Foad Afshar, Psy.D., president of the New Hampshire Psychological Association (NHPA) and founder of the Cleer Institute in Concord, N.H., has witnessed a “huge surge among girls” when it comes to bullying, noting that their behaviors are more aggressive and overt. “There has been a transition in the social structure. Media portrayal of girls is more equalized to boys,” he says, which is not necessarily a bad thing. “However, girls are under tremendous pressure, particularly between the ages of 10 and 12. Children are exposed to more mature behavior.” Afshar says that young girls assume a pseudo persona that reflects adult thinking in a child’s mind.

Afshar contends that loneliness also makes a child more vulnerable. “A child with no social structure depends on Facebook and texting. They are susceptible to negative feedback. There is nothing to counter that,” he says and indicates that helping his young clients develop self-protective skills consistent with cognitive behavioral therapy can make a situation more palatable. “I teach them to cerebrally evaluate the situation, engage in critical thinking,” he says.

Lenore M. Tipping, Ph.D., who has private practices in Bangor and Orono, Maine, indicates that a child’s attributional style and perception may ameliorate a negative response to bullying. Children who understand that a bully treats everyone in a disrespectful way will fare better, she says. Those individuals who believe the problem lies with them begin to think they have no recourse and bullying will continue, causing the victim to lose hope. “Stress is exacerbated by lack of or perceived lack of predictability and control. I try to help the child reframe the situation and realize that the bully is not infallible,” she says. “You need to encourage strength in the victim. They become less aware of these strengths when they are bullied.”

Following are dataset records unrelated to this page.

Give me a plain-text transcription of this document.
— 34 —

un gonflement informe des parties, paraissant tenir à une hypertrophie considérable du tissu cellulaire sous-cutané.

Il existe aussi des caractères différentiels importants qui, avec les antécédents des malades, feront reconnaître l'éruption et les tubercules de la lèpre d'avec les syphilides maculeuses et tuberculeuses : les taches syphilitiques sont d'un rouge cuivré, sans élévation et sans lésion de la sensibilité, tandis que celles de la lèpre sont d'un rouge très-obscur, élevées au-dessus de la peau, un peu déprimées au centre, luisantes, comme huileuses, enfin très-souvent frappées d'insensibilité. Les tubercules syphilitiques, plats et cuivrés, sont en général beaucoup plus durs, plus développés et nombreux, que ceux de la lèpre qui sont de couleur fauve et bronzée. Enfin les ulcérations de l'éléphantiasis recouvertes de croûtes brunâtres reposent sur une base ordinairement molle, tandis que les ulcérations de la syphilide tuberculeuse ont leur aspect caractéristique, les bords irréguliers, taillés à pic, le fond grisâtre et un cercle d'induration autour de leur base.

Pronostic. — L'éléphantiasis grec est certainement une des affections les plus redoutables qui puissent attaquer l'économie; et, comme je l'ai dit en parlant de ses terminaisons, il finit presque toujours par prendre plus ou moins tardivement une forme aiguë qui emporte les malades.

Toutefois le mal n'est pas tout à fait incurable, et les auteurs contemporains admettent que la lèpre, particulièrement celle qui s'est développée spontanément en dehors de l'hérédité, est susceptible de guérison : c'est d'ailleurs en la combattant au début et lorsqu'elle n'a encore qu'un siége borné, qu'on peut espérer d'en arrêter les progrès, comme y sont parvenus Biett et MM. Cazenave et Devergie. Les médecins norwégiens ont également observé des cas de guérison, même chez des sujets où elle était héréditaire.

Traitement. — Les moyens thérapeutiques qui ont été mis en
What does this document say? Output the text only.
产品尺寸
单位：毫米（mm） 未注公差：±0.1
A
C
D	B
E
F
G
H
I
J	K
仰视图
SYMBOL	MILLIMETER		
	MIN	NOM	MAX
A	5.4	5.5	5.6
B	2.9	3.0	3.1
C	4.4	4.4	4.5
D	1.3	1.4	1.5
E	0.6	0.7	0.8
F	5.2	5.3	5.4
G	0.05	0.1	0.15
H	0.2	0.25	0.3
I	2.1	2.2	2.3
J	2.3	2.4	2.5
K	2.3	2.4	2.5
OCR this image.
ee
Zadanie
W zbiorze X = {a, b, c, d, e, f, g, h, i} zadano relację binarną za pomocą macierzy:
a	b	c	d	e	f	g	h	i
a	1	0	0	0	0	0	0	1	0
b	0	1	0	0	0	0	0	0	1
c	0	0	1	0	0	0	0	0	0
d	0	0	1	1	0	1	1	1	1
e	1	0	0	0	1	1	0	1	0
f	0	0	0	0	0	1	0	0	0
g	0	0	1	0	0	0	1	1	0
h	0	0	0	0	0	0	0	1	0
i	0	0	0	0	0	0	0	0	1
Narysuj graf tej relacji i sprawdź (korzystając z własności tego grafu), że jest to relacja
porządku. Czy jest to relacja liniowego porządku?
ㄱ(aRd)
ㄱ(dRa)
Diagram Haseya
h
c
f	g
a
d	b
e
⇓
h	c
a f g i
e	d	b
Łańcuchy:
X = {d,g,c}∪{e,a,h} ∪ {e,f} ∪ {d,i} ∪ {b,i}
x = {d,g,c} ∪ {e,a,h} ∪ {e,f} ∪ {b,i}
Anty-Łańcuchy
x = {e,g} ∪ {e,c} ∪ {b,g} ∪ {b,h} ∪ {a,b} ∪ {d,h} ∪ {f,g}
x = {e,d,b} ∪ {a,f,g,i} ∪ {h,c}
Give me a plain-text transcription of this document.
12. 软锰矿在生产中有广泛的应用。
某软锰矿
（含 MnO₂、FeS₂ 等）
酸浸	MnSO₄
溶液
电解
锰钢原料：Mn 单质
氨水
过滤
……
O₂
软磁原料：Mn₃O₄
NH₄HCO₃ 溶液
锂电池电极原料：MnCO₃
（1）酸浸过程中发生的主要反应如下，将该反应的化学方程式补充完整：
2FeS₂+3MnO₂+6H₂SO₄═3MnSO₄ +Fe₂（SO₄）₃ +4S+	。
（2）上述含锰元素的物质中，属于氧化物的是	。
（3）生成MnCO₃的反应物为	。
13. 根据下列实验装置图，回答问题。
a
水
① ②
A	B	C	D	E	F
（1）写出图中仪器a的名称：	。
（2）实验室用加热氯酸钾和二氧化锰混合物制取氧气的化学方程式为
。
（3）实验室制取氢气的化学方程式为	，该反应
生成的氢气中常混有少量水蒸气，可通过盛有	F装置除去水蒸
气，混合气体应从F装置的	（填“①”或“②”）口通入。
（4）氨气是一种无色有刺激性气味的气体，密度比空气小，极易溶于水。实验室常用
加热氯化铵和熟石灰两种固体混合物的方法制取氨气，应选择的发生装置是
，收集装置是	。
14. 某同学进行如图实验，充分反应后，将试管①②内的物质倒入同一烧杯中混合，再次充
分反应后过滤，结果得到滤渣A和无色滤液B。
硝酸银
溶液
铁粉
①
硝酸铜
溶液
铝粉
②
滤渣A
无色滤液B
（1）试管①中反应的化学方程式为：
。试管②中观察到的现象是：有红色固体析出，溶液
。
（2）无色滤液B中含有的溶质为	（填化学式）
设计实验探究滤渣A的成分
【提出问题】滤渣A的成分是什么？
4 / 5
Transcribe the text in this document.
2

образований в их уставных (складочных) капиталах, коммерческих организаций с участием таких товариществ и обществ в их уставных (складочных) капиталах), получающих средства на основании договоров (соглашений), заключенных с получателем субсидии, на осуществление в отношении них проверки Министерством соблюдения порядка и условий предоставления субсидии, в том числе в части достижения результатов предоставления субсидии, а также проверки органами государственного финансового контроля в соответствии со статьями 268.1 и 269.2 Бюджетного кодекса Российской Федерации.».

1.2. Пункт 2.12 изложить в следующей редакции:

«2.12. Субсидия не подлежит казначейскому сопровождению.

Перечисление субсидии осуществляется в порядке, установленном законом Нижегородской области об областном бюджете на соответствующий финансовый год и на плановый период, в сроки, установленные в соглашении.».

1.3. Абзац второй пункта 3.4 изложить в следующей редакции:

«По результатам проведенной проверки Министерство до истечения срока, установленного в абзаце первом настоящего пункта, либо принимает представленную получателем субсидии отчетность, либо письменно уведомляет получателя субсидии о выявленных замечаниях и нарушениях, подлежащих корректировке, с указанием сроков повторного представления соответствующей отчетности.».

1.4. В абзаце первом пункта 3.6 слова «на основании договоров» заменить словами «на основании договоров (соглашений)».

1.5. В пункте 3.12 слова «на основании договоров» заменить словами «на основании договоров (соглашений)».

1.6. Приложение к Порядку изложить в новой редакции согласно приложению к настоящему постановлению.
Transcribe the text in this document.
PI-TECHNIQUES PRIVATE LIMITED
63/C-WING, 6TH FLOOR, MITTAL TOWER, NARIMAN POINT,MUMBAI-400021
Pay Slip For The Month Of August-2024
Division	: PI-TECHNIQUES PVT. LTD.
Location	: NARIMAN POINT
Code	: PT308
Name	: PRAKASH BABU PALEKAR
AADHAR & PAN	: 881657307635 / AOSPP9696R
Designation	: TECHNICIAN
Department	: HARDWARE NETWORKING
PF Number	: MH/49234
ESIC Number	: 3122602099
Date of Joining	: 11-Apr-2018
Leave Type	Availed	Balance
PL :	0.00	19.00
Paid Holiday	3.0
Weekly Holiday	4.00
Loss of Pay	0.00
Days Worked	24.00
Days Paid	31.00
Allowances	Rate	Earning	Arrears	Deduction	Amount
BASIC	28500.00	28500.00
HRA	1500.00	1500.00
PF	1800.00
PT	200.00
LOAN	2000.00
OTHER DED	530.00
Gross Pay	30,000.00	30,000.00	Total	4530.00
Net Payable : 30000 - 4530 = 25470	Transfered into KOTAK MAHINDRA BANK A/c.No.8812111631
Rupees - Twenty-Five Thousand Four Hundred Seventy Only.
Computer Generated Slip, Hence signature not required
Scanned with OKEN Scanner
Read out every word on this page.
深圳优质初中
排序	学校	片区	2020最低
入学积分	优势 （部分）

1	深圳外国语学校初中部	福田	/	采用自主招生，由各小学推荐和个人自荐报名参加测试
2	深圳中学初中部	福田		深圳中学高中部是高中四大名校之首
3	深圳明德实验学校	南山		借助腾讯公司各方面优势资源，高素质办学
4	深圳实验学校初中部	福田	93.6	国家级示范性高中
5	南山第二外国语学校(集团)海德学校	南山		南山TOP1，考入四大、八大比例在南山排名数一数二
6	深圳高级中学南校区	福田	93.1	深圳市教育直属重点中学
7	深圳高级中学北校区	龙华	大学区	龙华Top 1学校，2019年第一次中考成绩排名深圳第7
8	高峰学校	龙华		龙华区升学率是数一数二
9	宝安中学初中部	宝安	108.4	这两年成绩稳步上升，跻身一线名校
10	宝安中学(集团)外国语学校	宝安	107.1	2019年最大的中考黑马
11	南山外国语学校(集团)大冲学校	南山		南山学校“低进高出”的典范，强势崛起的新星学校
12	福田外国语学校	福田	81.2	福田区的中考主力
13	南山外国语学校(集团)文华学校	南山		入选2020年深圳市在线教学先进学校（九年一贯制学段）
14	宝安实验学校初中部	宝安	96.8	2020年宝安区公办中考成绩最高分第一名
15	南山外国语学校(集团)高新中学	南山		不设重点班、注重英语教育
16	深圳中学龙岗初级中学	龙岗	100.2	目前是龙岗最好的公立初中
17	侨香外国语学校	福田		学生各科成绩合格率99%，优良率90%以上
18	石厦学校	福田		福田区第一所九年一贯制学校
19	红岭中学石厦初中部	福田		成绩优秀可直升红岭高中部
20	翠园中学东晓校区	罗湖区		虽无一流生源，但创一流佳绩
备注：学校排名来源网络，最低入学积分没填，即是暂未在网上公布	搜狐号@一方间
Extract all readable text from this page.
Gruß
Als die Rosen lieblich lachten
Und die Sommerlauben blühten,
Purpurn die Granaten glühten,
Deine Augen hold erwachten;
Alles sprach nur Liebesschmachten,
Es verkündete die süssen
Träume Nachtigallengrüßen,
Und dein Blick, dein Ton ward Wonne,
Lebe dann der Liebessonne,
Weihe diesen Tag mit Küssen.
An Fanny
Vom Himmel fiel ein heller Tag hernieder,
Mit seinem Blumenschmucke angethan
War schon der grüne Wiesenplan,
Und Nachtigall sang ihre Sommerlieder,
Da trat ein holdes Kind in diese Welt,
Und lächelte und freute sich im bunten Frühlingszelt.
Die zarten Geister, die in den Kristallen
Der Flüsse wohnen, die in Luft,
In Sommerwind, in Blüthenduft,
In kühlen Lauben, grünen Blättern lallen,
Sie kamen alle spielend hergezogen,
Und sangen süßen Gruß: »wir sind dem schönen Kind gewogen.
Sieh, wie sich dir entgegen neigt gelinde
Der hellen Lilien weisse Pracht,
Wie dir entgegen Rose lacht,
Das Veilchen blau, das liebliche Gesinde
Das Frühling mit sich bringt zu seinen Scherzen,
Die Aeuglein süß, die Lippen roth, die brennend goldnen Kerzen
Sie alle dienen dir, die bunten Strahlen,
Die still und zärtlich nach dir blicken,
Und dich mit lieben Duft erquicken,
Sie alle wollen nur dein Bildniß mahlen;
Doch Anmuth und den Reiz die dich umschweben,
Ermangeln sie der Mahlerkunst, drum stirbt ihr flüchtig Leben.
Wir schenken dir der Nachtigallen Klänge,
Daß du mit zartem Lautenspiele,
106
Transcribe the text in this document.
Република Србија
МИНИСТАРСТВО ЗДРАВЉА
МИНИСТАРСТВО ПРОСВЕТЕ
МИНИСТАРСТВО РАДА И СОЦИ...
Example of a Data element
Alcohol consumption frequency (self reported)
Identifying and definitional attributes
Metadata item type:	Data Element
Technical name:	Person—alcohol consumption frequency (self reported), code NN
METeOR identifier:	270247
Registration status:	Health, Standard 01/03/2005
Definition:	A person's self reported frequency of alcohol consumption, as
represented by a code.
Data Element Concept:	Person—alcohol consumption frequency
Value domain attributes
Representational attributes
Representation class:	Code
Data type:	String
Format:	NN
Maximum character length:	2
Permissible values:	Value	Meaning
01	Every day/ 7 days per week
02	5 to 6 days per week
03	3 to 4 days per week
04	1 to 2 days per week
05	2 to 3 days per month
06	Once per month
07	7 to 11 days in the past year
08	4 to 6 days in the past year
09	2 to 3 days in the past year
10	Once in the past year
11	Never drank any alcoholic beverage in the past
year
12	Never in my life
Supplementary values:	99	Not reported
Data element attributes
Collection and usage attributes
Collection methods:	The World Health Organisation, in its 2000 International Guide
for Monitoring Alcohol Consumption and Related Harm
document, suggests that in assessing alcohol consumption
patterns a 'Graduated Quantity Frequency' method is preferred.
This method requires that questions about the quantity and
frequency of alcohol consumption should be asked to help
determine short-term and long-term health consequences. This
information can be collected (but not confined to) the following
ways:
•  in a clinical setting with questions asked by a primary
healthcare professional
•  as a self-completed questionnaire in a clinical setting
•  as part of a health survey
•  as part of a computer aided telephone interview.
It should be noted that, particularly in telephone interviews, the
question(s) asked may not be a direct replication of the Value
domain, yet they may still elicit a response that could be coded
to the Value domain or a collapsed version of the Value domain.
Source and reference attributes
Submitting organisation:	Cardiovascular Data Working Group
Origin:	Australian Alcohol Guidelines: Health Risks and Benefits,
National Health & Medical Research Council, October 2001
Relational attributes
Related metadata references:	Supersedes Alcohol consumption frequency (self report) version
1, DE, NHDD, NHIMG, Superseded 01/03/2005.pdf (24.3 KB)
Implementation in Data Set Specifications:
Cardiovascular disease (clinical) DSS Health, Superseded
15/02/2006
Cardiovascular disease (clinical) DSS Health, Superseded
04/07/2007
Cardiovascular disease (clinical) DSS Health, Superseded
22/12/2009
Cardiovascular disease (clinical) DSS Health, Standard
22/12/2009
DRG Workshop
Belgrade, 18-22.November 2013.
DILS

Many of the interventions practiced today have grown out of the teachings of Dan Olweus from the University of Norway, who developed his philosophy of culture change following several bullying-related suicides. Ducharme says, “Most bullying interventions have been a derivative of this program. The school has to promote a culture of kindness.”

Some strategies, while seemingly reasonable, fail to adequately and appropriately address the problem of bullying. Ducharme points out that peer mediation has become popular, but is not really a good idea. “Everyone is responsible for something. It’s really important to understand that and it requires adult intervention. Kids won’t sit down and talk over their problems.”

Ducharme recommends more in-service programs and partnerships between schools that will help teachers understand methods that work and offer educational opportunities.

Afshar believes strong family support and monitoring online activity is critical. He advises parents to join their child’s social networks. “It’s really important to engage and see dialogue. It’s okay to comment on Facebook entries,” he says. Providing balanced support may also help the child cope with a bully. “It’s difficult for kids who are over-protected. They are very vulnerable to bullying,” says Afshar.

Tipping encourages parents to instill a caring attitude in their children. “This might involve a paradigm shift,” she says, noting that societal mores tend toward greed and winning at all costs. She promotes a “shared concern” philosophy in which parents teach children to care for one another.

Karp says, “You need to be aware of when [a situation] becomes beyond the capability of the child. A child will get discouraged when they feel they are not getting support. The key thing is for parents to send a message that we care about you and say you don’t have to put up with this.”

Our culture is experiencing a “crisis of ethics,” which is leading to aggressive behavior, according to Karp. “We’ve lost something in the sense of community,” he says. “We’ve gotten disconnected.”

All six New England states have passed some form of anti-bullying laws intended to protect students and create prevention/intervention programs.